The heat potential of the upper ocean relative to 26°C represents the integrated thermal and the density structure (i.e. salinity effects). Based on recent storms in the Western Atlantic Ocean (i.e. Caribbean Sea, Gulf of Mexico) and the Eastern Pacific Ocean Basins, rapid intensity changes have occurred over the warm ocean mixed layers with both weak and strong stratification. Within this context, objectively analyzed surface height anomalies from blended radar altimetry measurements form TOPEX/Poseidon and ERS-2 are used to estimate the hurricane heat potential estimates within the context of a two-layer model and a monthly climatology.
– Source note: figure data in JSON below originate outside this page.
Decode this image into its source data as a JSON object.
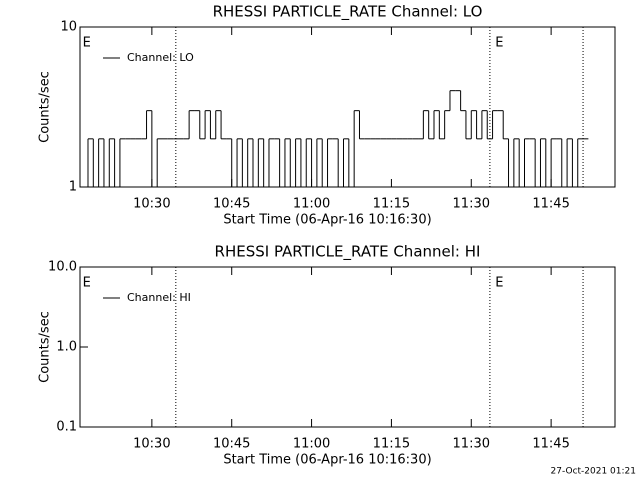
{
  "chart_data": [
    {
      "type": "line",
      "title": "RHESSI PARTICLE_RATE Channel: LO",
      "xlabel": "Start Time (06-Apr-16 10:16:30)",
      "ylabel": "Counts/sec",
      "log_y": true,
      "step": true,
      "legend": "upper left",
      "xlim": [
        616.5,
        717
      ],
      "ylim": [
        1,
        10
      ],
      "yticks": [
        1,
        10
      ],
      "xticks": [
        {
          "value": 630,
          "label": "10:30"
        },
        {
          "value": 645,
          "label": "10:45"
        },
        {
          "value": 660,
          "label": "11:00"
        },
        {
          "value": 675,
          "label": "11:15"
        },
        {
          "value": 690,
          "label": "11:30"
        },
        {
          "value": 705,
          "label": "11:45"
        }
      ],
      "vlines": [
        634.5,
        693.5,
        711
      ],
      "annotations": [
        {
          "text": "E",
          "x": 617
        },
        {
          "text": "E",
          "x": 694.5
        }
      ],
      "x": [
        617,
        618,
        619,
        620,
        621,
        622,
        623,
        624,
        625,
        626,
        627,
        628,
        629,
        630,
        631,
        632,
        633,
        634,
        635,
        636,
        637,
        638,
        639,
        640,
        641,
        642,
        643,
        644,
        645,
        646,
        647,
        648,
        649,
        650,
        651,
        652,
        653,
        654,
        655,
        656,
        657,
        658,
        659,
        660,
        661,
        662,
        663,
        664,
        665,
        666,
        667,
        668,
        669,
        670,
        671,
        672,
        673,
        674,
        675,
        676,
        677,
        678,
        679,
        680,
        681,
        682,
        683,
        684,
        685,
        686,
        687,
        688,
        689,
        690,
        691,
        692,
        693,
        694,
        695,
        696,
        697,
        698,
        699,
        700,
        701,
        702,
        703,
        704,
        705,
        706,
        707,
        708,
        709,
        710,
        711
      ],
      "series": [
        {
          "name": "Channel: LO",
          "color": "#000000",
          "values": [
            1,
            2,
            1,
            2,
            1,
            2,
            1,
            2,
            2,
            2,
            2,
            2,
            3,
            1,
            2,
            2,
            2,
            2,
            2,
            2,
            3,
            3,
            2,
            3,
            2,
            3,
            2,
            2,
            1,
            2,
            1,
            2,
            1,
            2,
            1,
            2,
            2,
            1,
            2,
            1,
            2,
            1,
            2,
            1,
            2,
            1,
            2,
            2,
            1,
            2,
            1,
            3,
            2,
            2,
            2,
            2,
            2,
            2,
            2,
            2,
            2,
            2,
            2,
            2,
            3,
            2,
            3,
            2,
            3,
            4,
            4,
            3,
            2,
            3,
            2,
            3,
            2,
            3,
            3,
            2,
            1,
            2,
            1,
            2,
            2,
            1,
            2,
            1,
            2,
            2,
            1,
            2,
            1,
            2,
            2
          ]
        }
      ]
    },
    {
      "type": "line",
      "title": "RHESSI PARTICLE_RATE Channel: HI",
      "xlabel": "Start Time (06-Apr-16 10:16:30)",
      "ylabel": "Counts/sec",
      "log_y": true,
      "step": true,
      "legend": "upper left",
      "xlim": [
        616.5,
        717
      ],
      "ylim": [
        0.1,
        10
      ],
      "yticks": [
        0.1,
        {
          "value": 1,
          "label": "1.0"
        },
        {
          "value": 10,
          "label": "10.0"
        }
      ],
      "xticks": [
        {
          "value": 630,
          "label": "10:30"
        },
        {
          "value": 645,
          "label": "10:45"
        },
        {
          "value": 660,
          "label": "11:00"
        },
        {
          "value": 675,
          "label": "11:15"
        },
        {
          "value": 690,
          "label": "11:30"
        },
        {
          "value": 705,
          "label": "11:45"
        }
      ],
      "vlines": [
        634.5,
        693.5,
        711
      ],
      "annotations": [
        {
          "text": "E",
          "x": 617
        },
        {
          "text": "E",
          "x": 694.5
        }
      ],
      "x": [],
      "series": [
        {
          "name": "Channel: HI",
          "color": "#000000",
          "values": []
        }
      ]
    }
  ],
  "footer": "27-Oct-2021 01:21"
}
These satellite inferred estimates are directly compared to the integrated vertical structure variations from in situ measurements from Lagrangian floats and Airborne expendable Current profilers (AXCPs), Airborne eXependable Conductivity Temperature and Depth profilers (AXCTDs) and Airborne expendable BathyThermographs (AXBTs) from recent sets of field observations in the hurricane field program (1999,2000) and the Eastern Pacific Investigation of Climate (EPIC) (2001). Regression analyses between satellite and observed fields have been found to range between 0.78 to 0.85 with a bias of less than 10 KJ cm-2 in warm frontal regimes.

This observational approach is directly relevant to improving our understanding of rapidly developing storms such as category 4 hurricanes Juliette, Keith and Michelle. Central to this approach is to estimate the isopycnal displacements, upwelling velocities and air-sea fluxes. These parameters are important in strongly forced 3-dimensional ocean mixed layers within the context of storm intensity change.